Think about all these applications, right? These cloud applications, there's OpenAI, there's ChatGPT, the LLM, right? So those guys are sucking so much memories. So those guys are the one drive this demand to have to build much larger memory systems. I agree with you, if you're running small applications in a small scale, that multi head, that's a good, sufficient, easy to manage. But the challenge is, and also the industry is working towards, is to solve this manageability so that the ultimate goal is for the data center to be able to build very large AI servers.
So just a quick one. In Samak's talk this morning, he showed tree structure topology in which it was almost like when you are in this pooled device configuration, you can just come in and replace a multi-headed pooled node with just a switch and expand your topology. Is your switch compatible with the idea that Samak showed?
Actually our switch is pretty simple. We are the CXL/PCIe switch. So for the multi-headed, obviously you can connect with our switch as well since multi-head also has a CXL interface, right?
I'm just clarifying it's an investment protection question. So if somebody builds pooled direct wired thing right now, and then they just take out that pool and replace it with a switch from your company, it will work, right?
That will work right away, yes.
Good answer. A quick question about latency.
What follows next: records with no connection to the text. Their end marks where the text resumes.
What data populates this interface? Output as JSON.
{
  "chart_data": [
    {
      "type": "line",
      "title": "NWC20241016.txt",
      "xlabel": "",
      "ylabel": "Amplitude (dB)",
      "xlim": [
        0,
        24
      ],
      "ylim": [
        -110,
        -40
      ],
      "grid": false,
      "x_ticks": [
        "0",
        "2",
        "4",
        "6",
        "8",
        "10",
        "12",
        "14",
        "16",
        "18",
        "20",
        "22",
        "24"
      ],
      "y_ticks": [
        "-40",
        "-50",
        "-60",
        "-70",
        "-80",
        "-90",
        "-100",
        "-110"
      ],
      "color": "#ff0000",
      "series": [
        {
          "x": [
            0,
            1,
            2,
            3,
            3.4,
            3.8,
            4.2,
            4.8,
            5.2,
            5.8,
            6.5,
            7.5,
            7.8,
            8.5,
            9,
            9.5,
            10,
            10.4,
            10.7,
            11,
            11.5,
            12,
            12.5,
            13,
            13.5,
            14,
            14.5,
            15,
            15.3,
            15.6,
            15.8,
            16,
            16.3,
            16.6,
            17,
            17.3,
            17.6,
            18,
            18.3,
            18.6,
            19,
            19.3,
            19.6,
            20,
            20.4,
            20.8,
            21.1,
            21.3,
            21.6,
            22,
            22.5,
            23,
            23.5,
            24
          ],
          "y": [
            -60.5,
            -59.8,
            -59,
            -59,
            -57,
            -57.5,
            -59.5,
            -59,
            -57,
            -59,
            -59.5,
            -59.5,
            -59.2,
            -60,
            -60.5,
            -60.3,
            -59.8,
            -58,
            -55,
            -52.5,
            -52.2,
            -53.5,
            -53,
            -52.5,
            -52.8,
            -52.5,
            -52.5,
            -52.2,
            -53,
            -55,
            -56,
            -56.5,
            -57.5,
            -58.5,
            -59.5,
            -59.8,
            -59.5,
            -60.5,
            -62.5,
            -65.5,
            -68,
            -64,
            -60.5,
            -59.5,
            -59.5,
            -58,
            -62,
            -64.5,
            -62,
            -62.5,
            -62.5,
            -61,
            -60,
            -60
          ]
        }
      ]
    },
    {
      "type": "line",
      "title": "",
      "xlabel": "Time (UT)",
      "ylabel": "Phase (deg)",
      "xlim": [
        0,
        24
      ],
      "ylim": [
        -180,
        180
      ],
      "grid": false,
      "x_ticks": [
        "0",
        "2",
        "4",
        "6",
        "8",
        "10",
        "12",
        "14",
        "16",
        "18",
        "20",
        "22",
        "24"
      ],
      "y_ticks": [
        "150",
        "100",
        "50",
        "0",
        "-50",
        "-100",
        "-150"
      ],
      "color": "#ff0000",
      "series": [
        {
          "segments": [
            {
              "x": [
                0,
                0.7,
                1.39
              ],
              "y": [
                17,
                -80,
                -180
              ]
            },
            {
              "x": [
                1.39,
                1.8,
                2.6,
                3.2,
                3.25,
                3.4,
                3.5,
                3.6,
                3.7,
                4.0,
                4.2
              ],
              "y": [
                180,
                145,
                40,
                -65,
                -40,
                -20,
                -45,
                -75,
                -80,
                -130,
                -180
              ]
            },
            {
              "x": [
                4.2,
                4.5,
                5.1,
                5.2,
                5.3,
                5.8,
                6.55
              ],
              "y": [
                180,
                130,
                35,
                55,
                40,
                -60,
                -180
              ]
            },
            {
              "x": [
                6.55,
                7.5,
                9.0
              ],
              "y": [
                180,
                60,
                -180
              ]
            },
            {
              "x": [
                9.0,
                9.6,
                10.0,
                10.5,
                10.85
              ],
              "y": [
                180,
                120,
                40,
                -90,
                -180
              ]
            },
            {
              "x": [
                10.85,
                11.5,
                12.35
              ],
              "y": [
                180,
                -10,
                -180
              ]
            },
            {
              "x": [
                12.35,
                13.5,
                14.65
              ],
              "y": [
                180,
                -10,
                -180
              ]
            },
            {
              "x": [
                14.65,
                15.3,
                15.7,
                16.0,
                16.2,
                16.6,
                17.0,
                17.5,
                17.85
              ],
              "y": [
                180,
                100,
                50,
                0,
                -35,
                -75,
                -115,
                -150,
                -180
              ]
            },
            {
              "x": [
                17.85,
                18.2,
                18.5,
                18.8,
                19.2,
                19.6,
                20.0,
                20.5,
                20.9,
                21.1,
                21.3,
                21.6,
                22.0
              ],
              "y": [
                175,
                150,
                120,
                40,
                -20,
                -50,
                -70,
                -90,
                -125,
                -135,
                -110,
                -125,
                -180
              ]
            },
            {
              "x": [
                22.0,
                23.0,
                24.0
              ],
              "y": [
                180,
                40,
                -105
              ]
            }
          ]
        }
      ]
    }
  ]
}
So if we cascade multiple switch, and yeah, so you have a lot of memory for the OpenAI kind of-- Right, right. But however, for those like a model, you also for inference, then latency is very sensitive. Then in that case, if you cascade multiple switch, how do you handle that limitation?
Right, yeah, that's a good question as well. So typically in the CXL world, because memory latency is very sensitive, you don't want to cascade that much. So that's why we build this chip with much higher capacity so that if you don't need to cascade, just don't do it. Like if you use Broadcom chip, you probably have to use two chip heads cascading with each other, right? So then you will add in the latency. So that's a good advantage of ours.